Conventional methods for nanoparticle (NP) synthesis often rely on unsafe chemical reduction processes. Plant-mediated green synthesis of NPs has emerged as a promising alternative to such toxic reductants. Seed priming is an effective technique for improving seed germination and plant growth characteristics. Nano-priming outperforms traditional seed priming methods owing to the nanoparticles' nanoscale dimensions and unique physicochemical properties. In this study, the extract of Mentha pulegium L. plant was used for Fe2O3-NPs synthesis. Afterward, the seeds of four basil (Ocimum basilicum L.) cultivars (Dark opal, Iranian purple basil, Iranian green basil, and sweet basil) were treated with four concentrations of Fe2O3-NPs (0, 50, 100, and 200 ppm) for two exposure times (6 and 12 h) to evaluate seed germination and growth-related traits of the plants.

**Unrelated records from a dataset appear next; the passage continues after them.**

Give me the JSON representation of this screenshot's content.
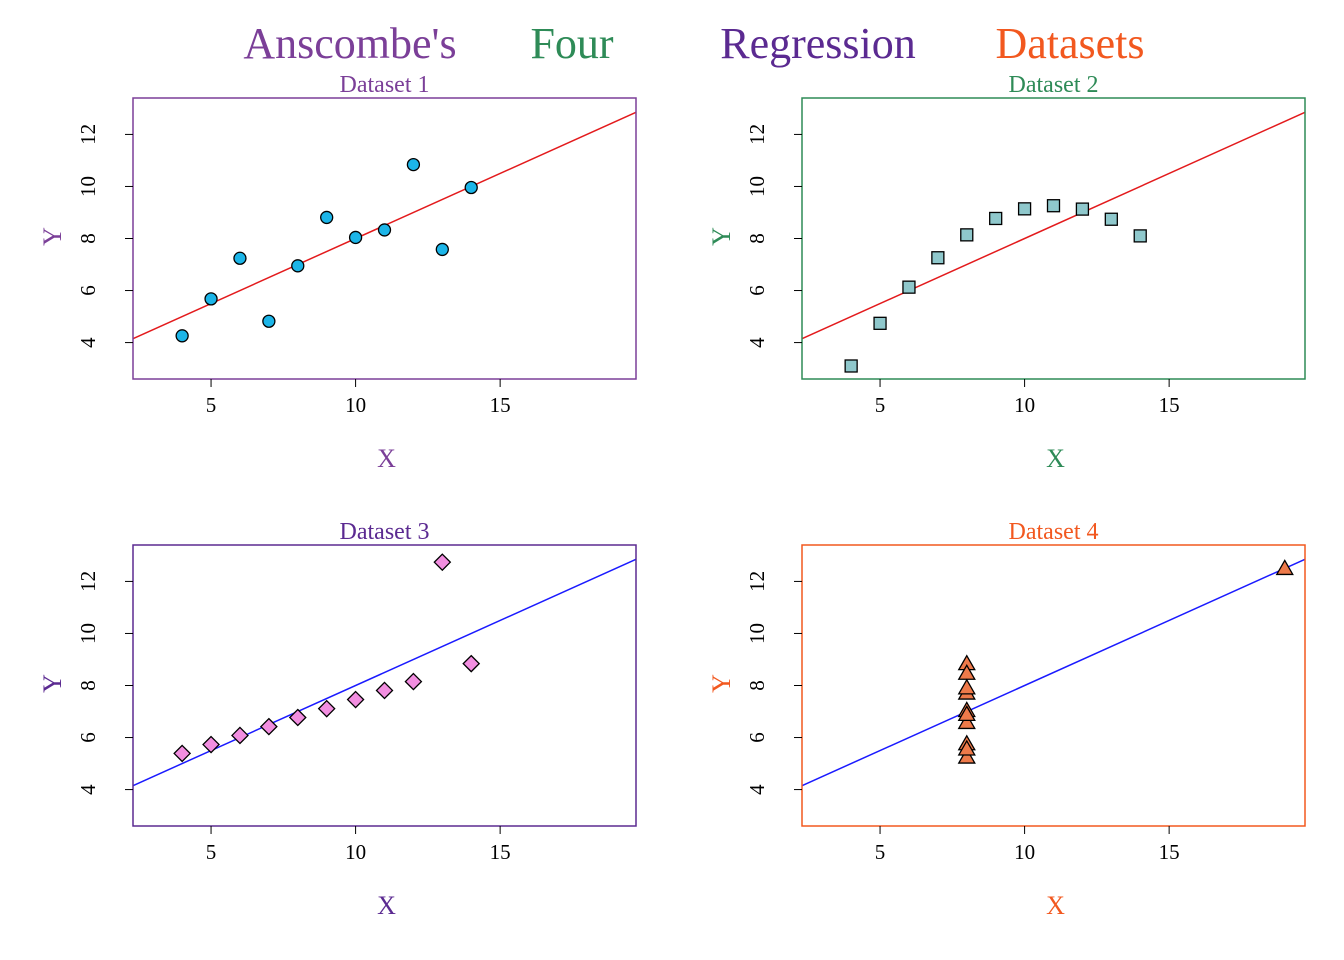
{
  "title": {
    "words": [
      {
        "text": "Anscombe's",
        "color": "#7b3f98"
      },
      {
        "text": "Four",
        "color": "#2e8b57"
      },
      {
        "text": "Regression",
        "color": "#5b2a91"
      },
      {
        "text": "Datasets",
        "color": "#f2581f"
      }
    ]
  },
  "chart_data": [
    {
      "type": "scatter",
      "title": "Dataset 1",
      "xlabel": "X",
      "ylabel": "Y",
      "xlim": [
        2.3,
        19.7
      ],
      "ylim": [
        2.6,
        13.4
      ],
      "xticks": [
        5,
        10,
        15
      ],
      "yticks": [
        4,
        6,
        8,
        10,
        12
      ],
      "grid": false,
      "accent_color": "#7b3f98",
      "marker": "circle",
      "marker_fill": "#1cb5e8",
      "regression_line": {
        "intercept": 3.0,
        "slope": 0.5,
        "color": "#e31a1c"
      },
      "x": [
        10,
        8,
        13,
        9,
        11,
        14,
        6,
        4,
        12,
        7,
        5
      ],
      "y": [
        8.04,
        6.95,
        7.58,
        8.81,
        8.33,
        9.96,
        7.24,
        4.26,
        10.84,
        4.82,
        5.68
      ]
    },
    {
      "type": "scatter",
      "title": "Dataset 2",
      "xlabel": "X",
      "ylabel": "Y",
      "xlim": [
        2.3,
        19.7
      ],
      "ylim": [
        2.6,
        13.4
      ],
      "xticks": [
        5,
        10,
        15
      ],
      "yticks": [
        4,
        6,
        8,
        10,
        12
      ],
      "grid": false,
      "accent_color": "#2e8b57",
      "marker": "square",
      "marker_fill": "#8fc8cc",
      "regression_line": {
        "intercept": 3.0,
        "slope": 0.5,
        "color": "#e31a1c"
      },
      "x": [
        10,
        8,
        13,
        9,
        11,
        14,
        6,
        4,
        12,
        7,
        5
      ],
      "y": [
        9.14,
        8.14,
        8.74,
        8.77,
        9.26,
        8.1,
        6.13,
        3.1,
        9.13,
        7.26,
        4.74
      ]
    },
    {
      "type": "scatter",
      "title": "Dataset 3",
      "xlabel": "X",
      "ylabel": "Y",
      "xlim": [
        2.3,
        19.7
      ],
      "ylim": [
        2.6,
        13.4
      ],
      "xticks": [
        5,
        10,
        15
      ],
      "yticks": [
        4,
        6,
        8,
        10,
        12
      ],
      "grid": false,
      "accent_color": "#5b2a91",
      "marker": "diamond",
      "marker_fill": "#f28ee0",
      "regression_line": {
        "intercept": 3.0,
        "slope": 0.5,
        "color": "#1a1aff"
      },
      "x": [
        10,
        8,
        13,
        9,
        11,
        14,
        6,
        4,
        12,
        7,
        5
      ],
      "y": [
        7.46,
        6.77,
        12.74,
        7.11,
        7.81,
        8.84,
        6.08,
        5.39,
        8.15,
        6.42,
        5.73
      ]
    },
    {
      "type": "scatter",
      "title": "Dataset 4",
      "xlabel": "X",
      "ylabel": "Y",
      "xlim": [
        2.3,
        19.7
      ],
      "ylim": [
        2.6,
        13.4
      ],
      "xticks": [
        5,
        10,
        15
      ],
      "yticks": [
        4,
        6,
        8,
        10,
        12
      ],
      "grid": false,
      "accent_color": "#f2581f",
      "marker": "triangle",
      "marker_fill": "#ee7a4a",
      "regression_line": {
        "intercept": 3.0,
        "slope": 0.5,
        "color": "#1a1aff"
      },
      "x": [
        8,
        8,
        8,
        8,
        8,
        8,
        8,
        19,
        8,
        8,
        8
      ],
      "y": [
        6.58,
        5.76,
        7.71,
        8.84,
        8.47,
        7.04,
        5.25,
        12.5,
        5.56,
        7.91,
        6.89
      ]
    }
  ]
}
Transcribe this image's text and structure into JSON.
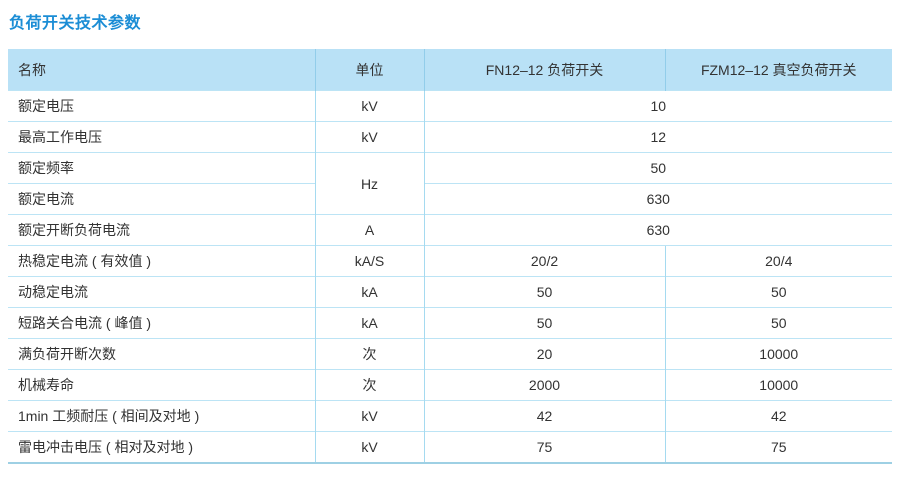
{
  "page": {
    "title": "负荷开关技术参数"
  },
  "table": {
    "columns": {
      "name": "名称",
      "unit": "单位",
      "fn": "FN12–12 负荷开关",
      "fzm": "FZM12–12 真空负荷开关"
    },
    "rows": [
      {
        "name": "额定电压",
        "unit": "kV",
        "value": "10"
      },
      {
        "name": "最高工作电压",
        "unit": "kV",
        "value": "12"
      },
      {
        "name": "额定频率",
        "unit": "Hz",
        "value": "50"
      },
      {
        "name": "额定电流",
        "value": "630"
      },
      {
        "name": "额定开断负荷电流",
        "unit": "A",
        "value": "630"
      },
      {
        "name": "热稳定电流 ( 有效值 )",
        "unit": "kA/S",
        "fn": "20/2",
        "fzm": "20/4"
      },
      {
        "name": "动稳定电流",
        "unit": "kA",
        "fn": "50",
        "fzm": "50"
      },
      {
        "name": "短路关合电流 ( 峰值 )",
        "unit": "kA",
        "fn": "50",
        "fzm": "50"
      },
      {
        "name": "满负荷开断次数",
        "unit": "次",
        "fn": "20",
        "fzm": "10000"
      },
      {
        "name": "机械寿命",
        "unit": "次",
        "fn": "2000",
        "fzm": "10000"
      },
      {
        "name": "1min 工频耐压 ( 相间及对地 )",
        "unit": "kV",
        "fn": "42",
        "fzm": "42"
      },
      {
        "name": "雷电冲击电压 ( 相对及对地 )",
        "unit": "kV",
        "fn": "75",
        "fzm": "75"
      }
    ]
  }
}
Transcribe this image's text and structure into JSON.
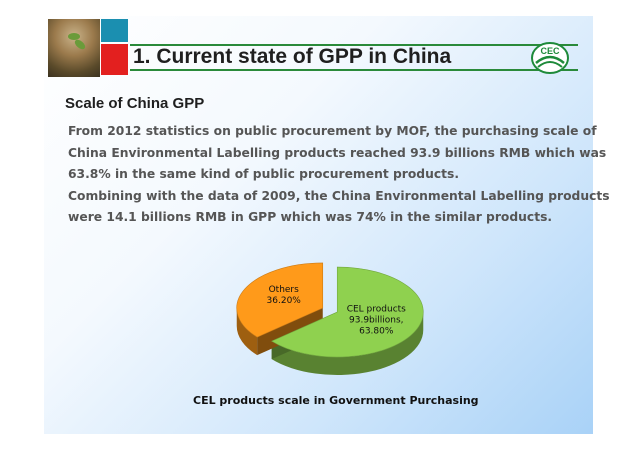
{
  "header": {
    "title": "1. Current state of GPP in China",
    "logo_text": "CEC"
  },
  "subtitle": "Scale of China GPP",
  "paragraph_lines": [
    "From 2012 statistics on public procurement by MOF, the purchasing scale of",
    "China Environmental Labelling products reached 93.9 billions RMB which was",
    "63.8% in the same kind of public procurement products.",
    "Combining with the data of 2009, the China Environmental Labelling products",
    "were 14.1 billions RMB in GPP which was 74% in the similar products."
  ],
  "chart_data": {
    "type": "pie",
    "style": "3d-exploded",
    "title": "CEL products scale in Government Purchasing",
    "slices": [
      {
        "name": "CEL products",
        "value": 63.8,
        "label_lines": [
          "CEL products",
          "93.9billions,",
          "63.80%"
        ],
        "color": "#8fd14f"
      },
      {
        "name": "Others",
        "value": 36.2,
        "label_lines": [
          "Others",
          "36.20%"
        ],
        "color": "#ff9a1a"
      }
    ]
  },
  "colors": {
    "accent_green": "#2a8a3a",
    "accent_red": "#e3201f",
    "accent_teal": "#1b8fb0"
  }
}
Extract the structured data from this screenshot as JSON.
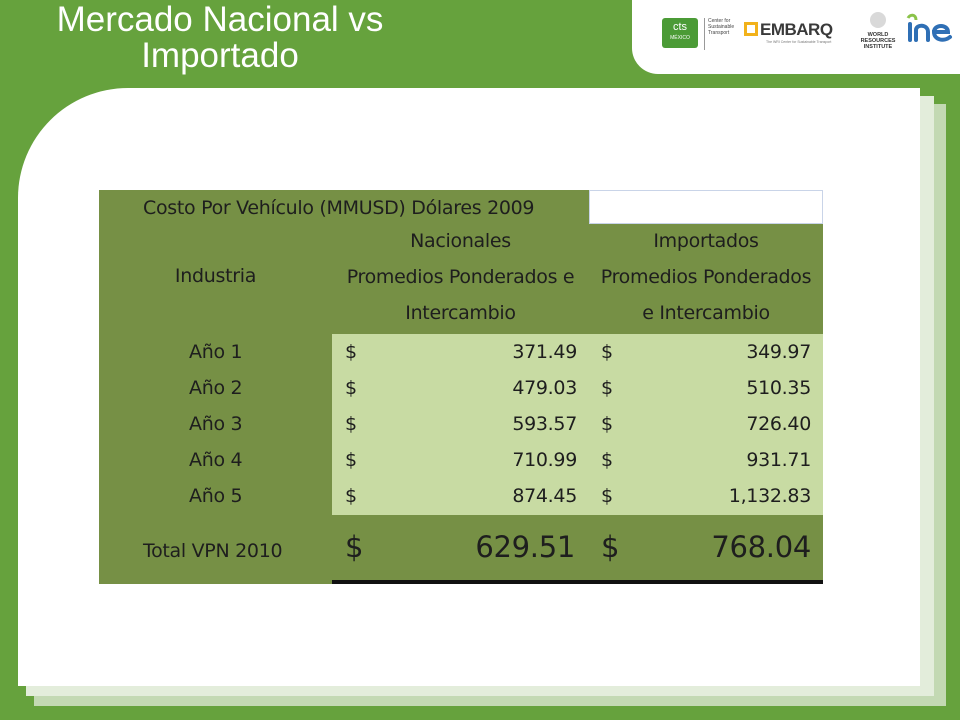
{
  "slide": {
    "title_line1": "Mercado Nacional vs",
    "title_line2": "Importado"
  },
  "logos": {
    "cts_text": "cts",
    "cts_sub": "MÉXICO",
    "cts_caption": "Center for Sustainable Transport",
    "embarq_text": "EMBARQ",
    "embarq_caption": "The WRI Center for Sustainable Transport",
    "wri_text": "WORLD RESOURCES INSTITUTE",
    "ine_text": "ine"
  },
  "table": {
    "caption": "Costo Por Vehículo (MMUSD) Dólares 2009",
    "col_industria": "Industria",
    "col_nacionales": [
      "Nacionales",
      "Promedios Ponderados e",
      "Intercambio"
    ],
    "col_importados": [
      "Importados",
      "Promedios Ponderados",
      "e Intercambio"
    ],
    "currency": "$",
    "rows": [
      {
        "label": "Año 1",
        "nacional": "371.49",
        "importado": "349.97"
      },
      {
        "label": "Año 2",
        "nacional": "479.03",
        "importado": "510.35"
      },
      {
        "label": "Año 3",
        "nacional": "593.57",
        "importado": "726.40"
      },
      {
        "label": "Año 4",
        "nacional": "710.99",
        "importado": "931.71"
      },
      {
        "label": "Año 5",
        "nacional": "874.45",
        "importado": "1,132.83"
      }
    ],
    "total": {
      "label": "Total VPN 2010",
      "nacional": "629.51",
      "importado": "768.04"
    }
  },
  "colors": {
    "background_green": "#66a23d",
    "table_dark": "#769045",
    "table_light": "#c8dba3"
  }
}
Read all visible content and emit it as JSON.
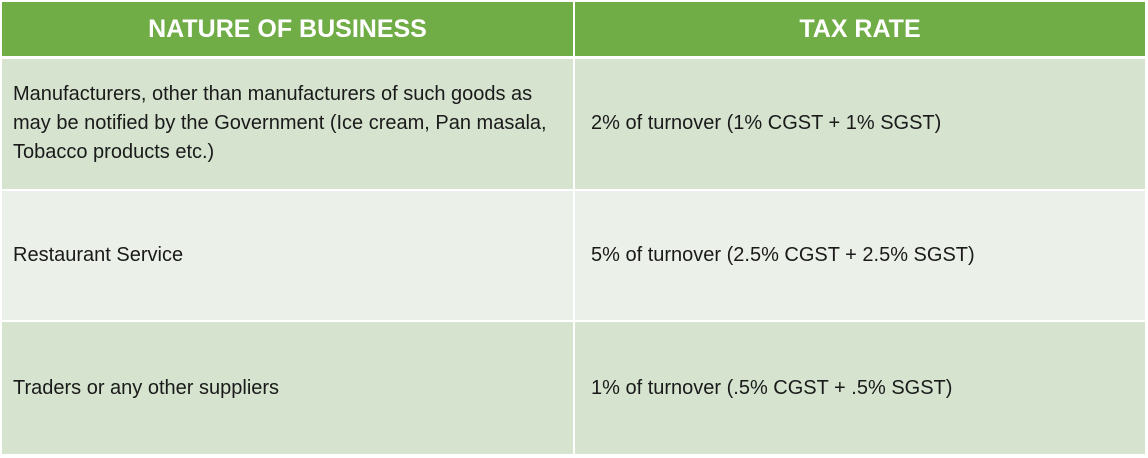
{
  "table": {
    "headers": [
      "NATURE OF BUSINESS",
      "TAX RATE"
    ],
    "rows": [
      {
        "business": "Manufacturers, other than manufacturers of such goods as may be notified by the Government (Ice cream, Pan masala, Tobacco products etc.)",
        "rate": "2% of turnover (1% CGST + 1% SGST)"
      },
      {
        "business": "Restaurant Service",
        "rate": "5% of turnover (2.5% CGST + 2.5% SGST)"
      },
      {
        "business": "Traders or any other suppliers",
        "rate": "1% of turnover (.5% CGST + .5% SGST)"
      }
    ]
  },
  "colors": {
    "header_bg": "#70ad47",
    "header_text": "#ffffff",
    "row_odd_bg": "#d5e3cf",
    "row_even_bg": "#ebf0e8"
  }
}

The green synthesized NPs were characterized via different techniques, including UV-Vis absorption, Fourier transform infrared (FT-IR), scanning electron microscopy (SEM), and X-ray diffraction (XRD). The results showed that the average size of the prepared Fe2O3-NPs was around 82.24 nm. The response of basil cultivars was completely dependent on the dosage administered, duration of exposure, and cultivar type, as lower concentrations of iron nanoparticles provided a positive response to seed germination and growth parameters of cultivars. However, in dark opal basil cultivar, maximum values for shoot length (20.73 ± 1.78 mm), root length (29.68 ± 1.87 mm), and root fresh and dry weights were achieved at 200 ppm with 12 h exposure time. The highest germination percentage (95%) among all cultivars was obtained in dark opal cultivar using 100 ppm Iron NPs and 12 h treatment. The use of green-synthesized iron NPs for seed priming offers advantages such as eco-friendliness, reduced toxicity, enhanced nutrient delivery, and improved germination efficiency compared to conventional methods.